Is this First Church of Atheism located in Lansing?
A former member
Post #: 15
Perhaps the debate might center around WHY marriage is a requirement, rather than (or in addition to) WHO is allowed to officiate.

Well, marriage is not a requirement, but married couples do receive more benefits than non-marrieds. The GLBT community is working on this side of the issue as well - forcing couples to register their relationship (of any type) with the state to achieve a higher status is a violation of our freedoms.
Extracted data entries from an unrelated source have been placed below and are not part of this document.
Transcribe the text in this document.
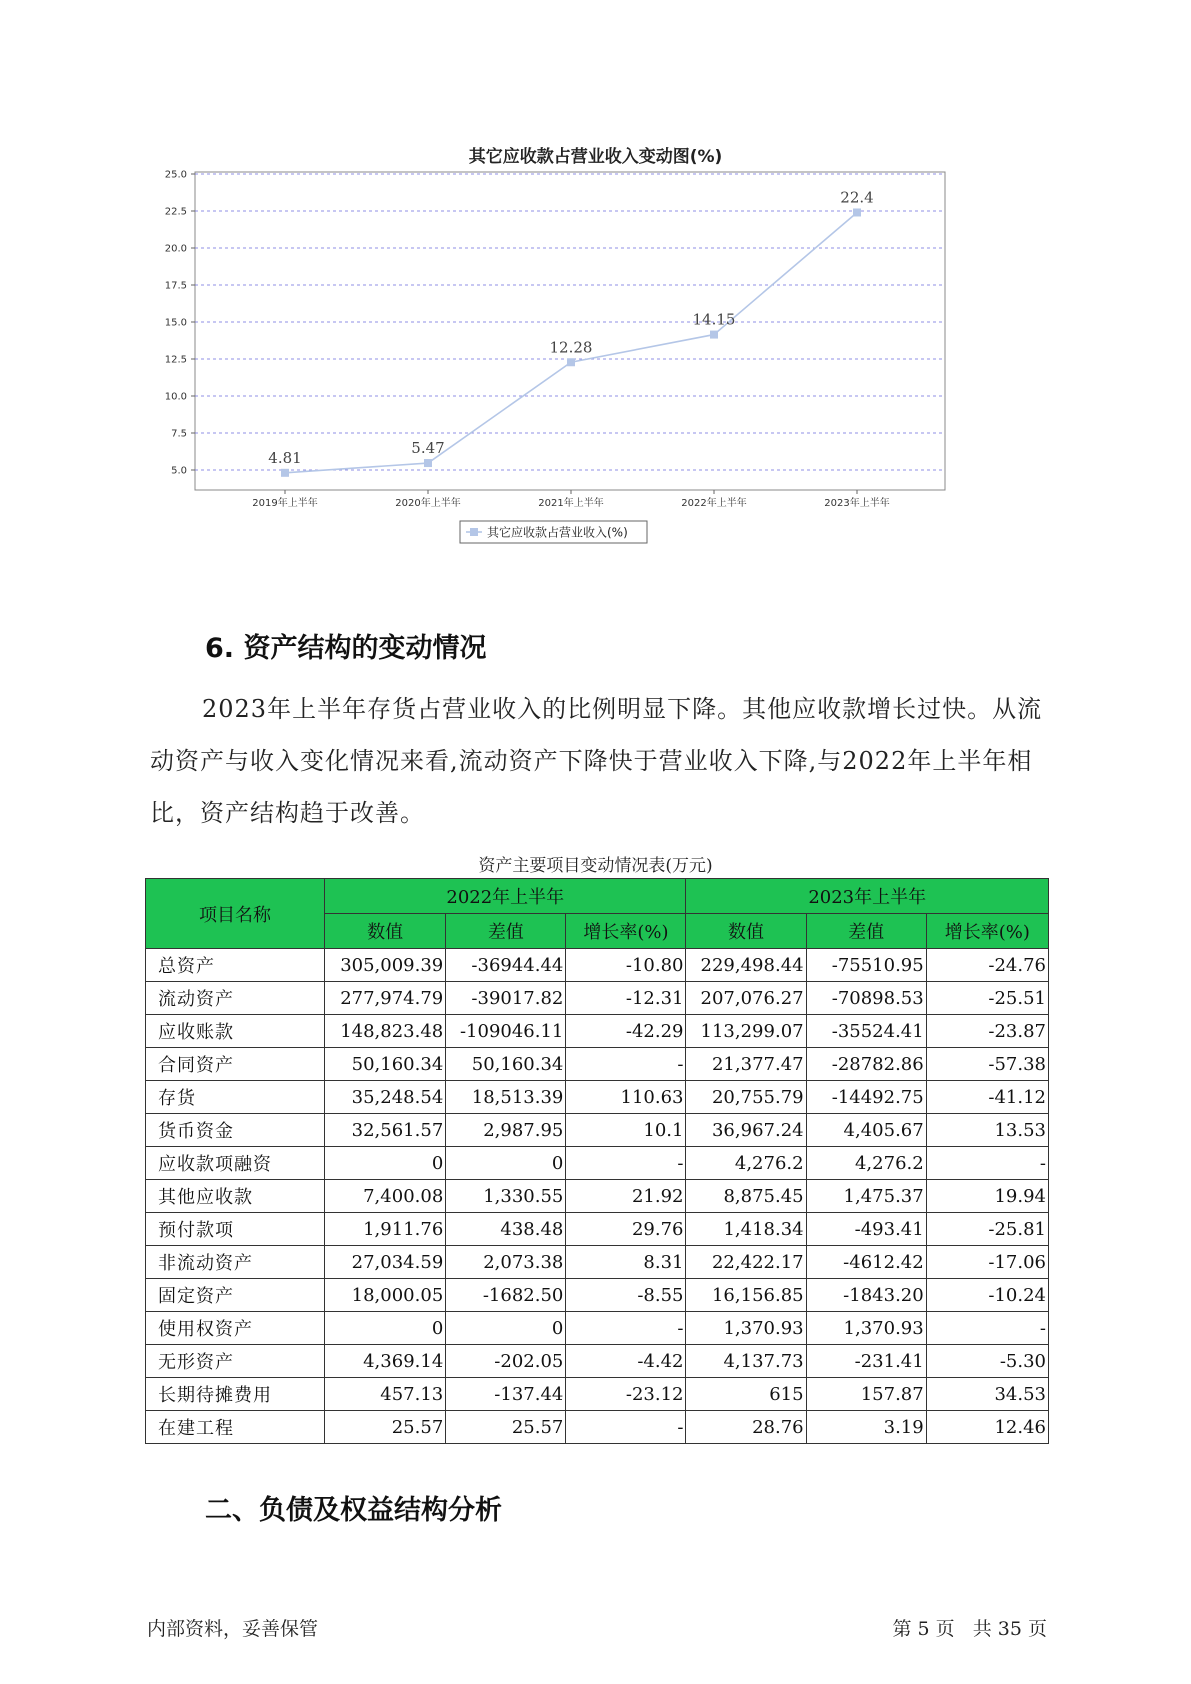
其它应收款占营业收入变动图(%)
25.0
22.5
20.0
17.5
15.0
12.5
10.0
7.5
5.0
2019年上半年	2020年上半年	2021年上半年	2022年上半年	2023年上半年
4.81
5.47
12.28
14.15
22.4
其它应收款占营业收入(%)
6. 资产结构的变动情况
2023年上半年存货占营业收入的比例明显下降。其他应收款增长过快。从流动资产与收入变化情况来看,流动资产下降快于营业收入下降,与2022年上半年相比，资产结构趋于改善。
资产主要项目变动情况表(万元)
项目名称	2022年上半年			2023年上半年		
	数值	差值	增长率(%)	数值	差值	增长率(%)
总资产	305,009.39	-36944.44	-10.80	229,498.44	-75510.95	-24.76
流动资产	277,974.79	-39017.82	-12.31	207,076.27	-70898.53	-25.51
应收账款	148,823.48	-109046.11	-42.29	113,299.07	-35524.41	-23.87
合同资产	50,160.34	50,160.34	-	21,377.47	-28782.86	-57.38
存货	35,248.54	18,513.39	110.63	20,755.79	-14492.75	-41.12
货币资金	32,561.57	2,987.95	10.1	36,967.24	4,405.67	13.53
应收款项融资	0	0	-	4,276.2	4,276.2	-
其他应收款	7,400.08	1,330.55	21.92	8,875.45	1,475.37	19.94
预付款项	1,911.76	438.48	29.76	1,418.34	-493.41	-25.81
非流动资产	27,034.59	2,073.38	8.31	22,422.17	-4612.42	-17.06
固定资产	18,000.05	-1682.50	-8.55	16,156.85	-1843.20	-10.24
使用权资产	0	0	-	1,370.93	1,370.93	-
无形资产	4,369.14	-202.05	-4.42	4,137.73	-231.41	-5.30
长期待摊费用	457.13	-137.44	-23.12	615	157.87	34.53
在建工程	25.57	25.57	-	28.76	3.19	12.46
二、负债及权益结构分析
内部资料，妥善保管	第 5 页   共 35 页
The fact is, most of the state approved officiants under the law are not religious at all but civil. Marriage is not "dictated by religious dogma" unless the couple chooses for it to be. It is instead, a state favored status for couples that excludes all persons who choose to live and love in relationships that are not exclusively "one man and one woman".
mike
user 3802984
Lansing, MI
Post #: 8
To my knowledge I don't believe there is a building or group that meets and calls themselves a church. I signed up to see what exactly there was to the process. Here is a link.

http://firstchurchofa...­
Jennifer B.
JenniferBeahan
Grand Rapids, MI
Post #: 13
Kya is correct under the current law CFI Celebrants are not legally allowed to solemnize weddings in Michigan.

Celebrants that are certified by the Humanist Society ARE allowed to officiate weddings because the Humanist Society is a religious organization in the Quaker tradition. http://humanist-socie...­

We were recently informed by a member when they asked if the Universal Life Church (ULC) at monestary.org officiants are recognized in MIchigan. The Kent County Clerk said that they are currently recognizing them but apparently they are considering disallowing this in the future - so just FYI.

Also - a bill was recently introduced to the State legislature that would add Notary Publics to the list of people allowed to solemnize weddings - so if that goes through that will basically remove the barrier for secular celebrants of any type to be able to solemnize weddings in Michigan ... you just have to become a Notary.